Improving police accountability and transparency is a complex process. As demonstrated both statewide and in Southwest Washington, entrenched systems are sturdy and difficult to improve or dismantle.
The need for improvement is demonstrated by one simple fact: According to an investigation last year by The Seattle Times, Washington has never decertified an officer for the use of excessive force.
As the Times explains: “The circumstances for decertification are so narrow, and the agency’s enforcement arm so understaffed, that the state hardly ever takes action. … Instead, officers with long histories of misconduct have been able to move from department to department.”
Citizens are poorly served by this lack of oversight. So, too, are police officers, whose reputations are besmirched by doubt created from those who violate policies in dealing with the public. “Good” cops vastly outnumber “bad” cops, but all are scrutinized through a lens tinted by the actions of a few.
The state Senate last week approved Senate Bill 5051, which would expand the capability of the Criminal Justice Training Committee to investigate police misconduct and revoke or suspend an officer’s licence. The vote was largely along party lines, with Sen. Annette Cleveland, D-Vancouver, voting in favor and local Republicans Ann Rivers and Lynda Wilson voting against.
Sponsor Jaime Pedersen, D-Seattle, said the goal is “to restore public confidence that members of our law enforcement and correctional officer professions … are appropriately exercising those powers.”
The bill, which now is under consideration in the House of Representatives, also would give a majority of seats on panels that hear misconduct cases to civilians and others unaffiliated with law enforcement.
The provision could impact the Southwest Washington Independent Investigative Response Team. That body was created as a result of Initiative 940, passed by voters in 2018. As a recent articlestory in The Columbian detailed, a review of the team’s non-law enforcement members “found retired law enforcement officers, a polygraph operator, a retired defense attorney and a participant in the Clark County Sheriff’s Office Citizens’ Academy.”
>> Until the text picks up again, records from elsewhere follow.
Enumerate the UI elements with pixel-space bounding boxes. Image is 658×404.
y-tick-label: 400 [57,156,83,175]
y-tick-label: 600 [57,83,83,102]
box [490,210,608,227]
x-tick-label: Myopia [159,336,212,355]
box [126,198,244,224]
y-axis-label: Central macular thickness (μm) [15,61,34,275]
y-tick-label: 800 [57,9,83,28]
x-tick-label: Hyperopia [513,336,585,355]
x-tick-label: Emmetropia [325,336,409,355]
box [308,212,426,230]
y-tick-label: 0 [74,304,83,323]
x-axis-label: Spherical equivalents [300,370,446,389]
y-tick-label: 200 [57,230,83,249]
Advocates for a more inclusive oversight board say volunteer members are expected to be on call and receive no compensation — creating barriers for many community members who might otherwise be interested in serving. Advocates also say there is a background check that has no reasonable relationship to the position but might suppress interest.
Meanwhile, other bills in the Legislature are aiming to limit or prevent the use of police tactics such as chokeholds, no-knock warrants, tear gas and firing weapons from a car. The efforts reflect national conversations that came to a head last year, sparked by the death of George Floyd while in police custody in Minneapolis.
It is possible, even necessary, to support police officers and still demand accountability. This is not a binary choice.
But the bottom line is that police work for us. They are public employees, and must be accountable to the citizens they serve. That requires oversight from a broad section of the community, not only those who have ties to law enforcement or who might have preconceived ideas of how officers should approach their jobs.
As demonstrated by Washington’s inability to decertify officers for excessive force, police reform is long overdue. Even if it is a complex undertaking.